All of my students have been alive long enough to have noticed the change in c-stores. There are many legacy stores, the kind that 7-Eleven will be closing, typically in older more distressed neighborhoods. The new stores, though, are huge and with their many gas pumps and parking, can easily fill a couple of acres. They are well-lit, you feel safe, and there’s an abundance of shopping options, from snacks, candies, and beverages, and then food to go. I have been in some QT stores in which I had to remind myself this was really a gas station and not a restaurant.
So why the change in consumer behavior? Simple: Convenience. Hence the name convenience store. You can fill up your tank, buy a six pack or bottle of wine, and bring home dinner with one stop. Some of the new generation stores even have seating.
While I don’t think fast food as a category is going to go away anytime soon, they better be paying attention. The emphasis is clear. “Our new stores are food and beverage forward, and our customers appreciate them,” said CEO Joseph DePinto.
As I look back over the history of c-stores, I see a category that demonstrated a lot of willingness to evolve and seize opportunities. Remember, c-stores did not have gas pumps originally. The first c-store to sell gas did not arrive until 1964, and that was because some states were beginning to relax laws governing how gas could be sold. Originally, all gas stations were full-service, meaning you couldn’t just pull up to a pump and do it yourself.
Today, only one state—New Jersey—mandates full-service. This makes life difficult for every c-store chain, because they have to install little shacks among the gas pumps for employees to hang out awaiting customers. And then you have to hand over your credit card for them to process it. That’s OK. I can do this myself.
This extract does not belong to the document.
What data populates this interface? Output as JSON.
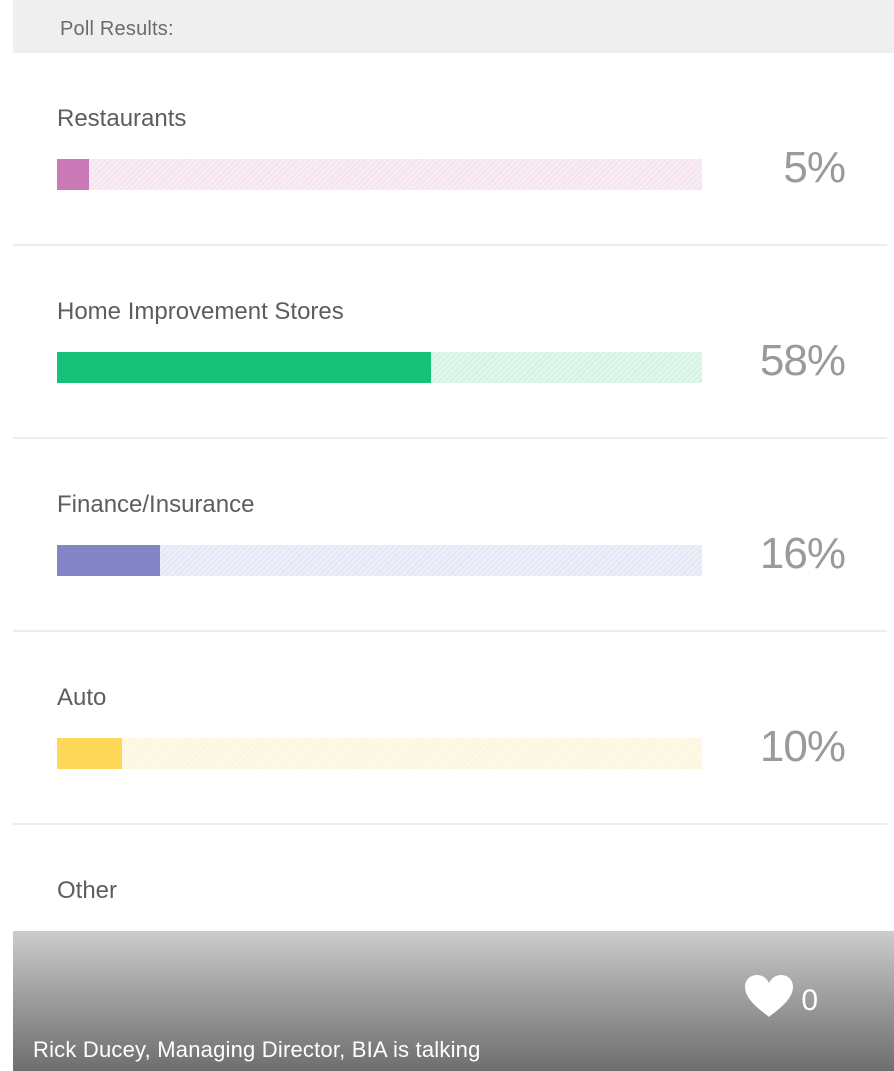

The bigger challenge for c-stores, even in New Jersey, is getting customers to come in after getting gas. If all you do is fill up and leave, they have not made much money, since gas has very low margins, usually only 2-5%. The high-margin stuff is inside. The lure of the usual snacks and beverages is one thing, but being able to get pretty decent food is quite another. Cha-ching.
Now you see where c-stores are going with this, and why fast food needs to be paying attention. They can’t pivot easily and add gas pumps either. The first of these new 7-Elevens is in Allen Texas, a north suburb of Dallas. I have just added it to my list for December, probably right after I visit that new Sam’s Club in Grapevine.
Change is good, and I’m happy to be along for the ride.